Of course, the males were the main event round these parts on account of the antlers. The brochures were all about the elaborate chandelier of the moose’s headdress. But the lady at the lodge had said a sighting of the female, the antler-less moose, was rarer, and that a sighting with a baby in tow, was the rarest of all.
Lauren pulled off to the side of the road, turned the car around to face the road, then waited, the lights pummeling the dark road in front of her. A little further on was another one of those narrow, reedy lakes that looped along either side of the road, but she had a clear enough view of the bend ahead. The car’s headlights touched the surface of the road, making it seem like depth-less black water. If she closed her eyes she might pretend she was at some drive-in in the early days of stepping out with Karl, before everything got so tangled. Except there was no movie showing besides whatever sliver of moon managed to slip out behind that thick swaddling of grey-blue clouds up above. It had been settling over the forest all evening, lowering musky mist and rain. Breathless, expectant, Lauren felt a pressure build in her chest. Surely something would emerge?

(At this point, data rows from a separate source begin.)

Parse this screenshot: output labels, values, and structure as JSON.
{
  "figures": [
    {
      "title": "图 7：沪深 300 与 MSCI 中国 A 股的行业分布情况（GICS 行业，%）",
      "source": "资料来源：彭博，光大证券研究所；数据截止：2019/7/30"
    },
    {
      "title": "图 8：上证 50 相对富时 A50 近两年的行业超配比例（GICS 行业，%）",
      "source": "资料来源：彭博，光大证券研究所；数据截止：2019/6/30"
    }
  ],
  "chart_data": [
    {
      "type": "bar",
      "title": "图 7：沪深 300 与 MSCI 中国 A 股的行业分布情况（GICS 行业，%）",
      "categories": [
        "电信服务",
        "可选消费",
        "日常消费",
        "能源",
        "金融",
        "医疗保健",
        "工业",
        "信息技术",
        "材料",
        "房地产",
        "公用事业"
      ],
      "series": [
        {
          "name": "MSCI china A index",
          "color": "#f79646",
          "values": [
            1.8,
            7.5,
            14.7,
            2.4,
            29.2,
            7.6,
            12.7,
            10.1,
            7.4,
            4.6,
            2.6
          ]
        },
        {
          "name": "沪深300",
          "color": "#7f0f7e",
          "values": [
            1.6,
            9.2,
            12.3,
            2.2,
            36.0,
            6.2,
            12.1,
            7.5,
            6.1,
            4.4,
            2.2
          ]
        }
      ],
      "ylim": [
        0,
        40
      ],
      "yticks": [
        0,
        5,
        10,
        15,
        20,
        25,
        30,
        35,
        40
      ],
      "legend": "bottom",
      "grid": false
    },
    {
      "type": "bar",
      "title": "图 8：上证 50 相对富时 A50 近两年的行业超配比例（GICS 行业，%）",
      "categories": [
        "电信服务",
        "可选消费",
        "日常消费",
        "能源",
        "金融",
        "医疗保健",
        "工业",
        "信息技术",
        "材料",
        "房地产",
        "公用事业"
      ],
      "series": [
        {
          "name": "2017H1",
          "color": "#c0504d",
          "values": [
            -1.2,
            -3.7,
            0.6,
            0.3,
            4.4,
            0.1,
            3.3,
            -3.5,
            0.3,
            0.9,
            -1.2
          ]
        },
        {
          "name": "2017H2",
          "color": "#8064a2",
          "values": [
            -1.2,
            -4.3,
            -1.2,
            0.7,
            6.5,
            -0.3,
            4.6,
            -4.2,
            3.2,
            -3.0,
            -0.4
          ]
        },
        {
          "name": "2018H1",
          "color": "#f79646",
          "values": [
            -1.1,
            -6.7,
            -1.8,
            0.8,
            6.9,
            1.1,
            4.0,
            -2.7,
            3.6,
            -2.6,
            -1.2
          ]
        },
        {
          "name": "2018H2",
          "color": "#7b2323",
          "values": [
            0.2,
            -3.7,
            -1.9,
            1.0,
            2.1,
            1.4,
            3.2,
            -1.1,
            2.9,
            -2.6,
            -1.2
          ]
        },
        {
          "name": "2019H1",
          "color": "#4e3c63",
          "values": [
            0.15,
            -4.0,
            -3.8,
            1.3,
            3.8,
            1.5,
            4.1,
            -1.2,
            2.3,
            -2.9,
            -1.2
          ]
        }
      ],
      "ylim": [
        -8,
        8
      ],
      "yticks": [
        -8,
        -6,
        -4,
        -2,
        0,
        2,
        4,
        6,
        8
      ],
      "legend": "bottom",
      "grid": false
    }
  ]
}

She blinked, half-dazzled by her own car lights. Of course, what a fool she was. The lights were too much, too severe. She flicked them off, then almost startled at the thick, oily darkness that fell around the little car. She wiped the sweat on her legs then rolled up the car windows, locked the doors tight. For a moment she imagined her car’s sealed capsule swallowed into the bog of darkness on either side.
It was moving past dusk now–the time of movement between realms–and she listened for the tread of hooves on moss, stately legs picking through the shallow waters of the spruce bogs; looked for a long, sad face appearing suddenly out of the dark veil of trees.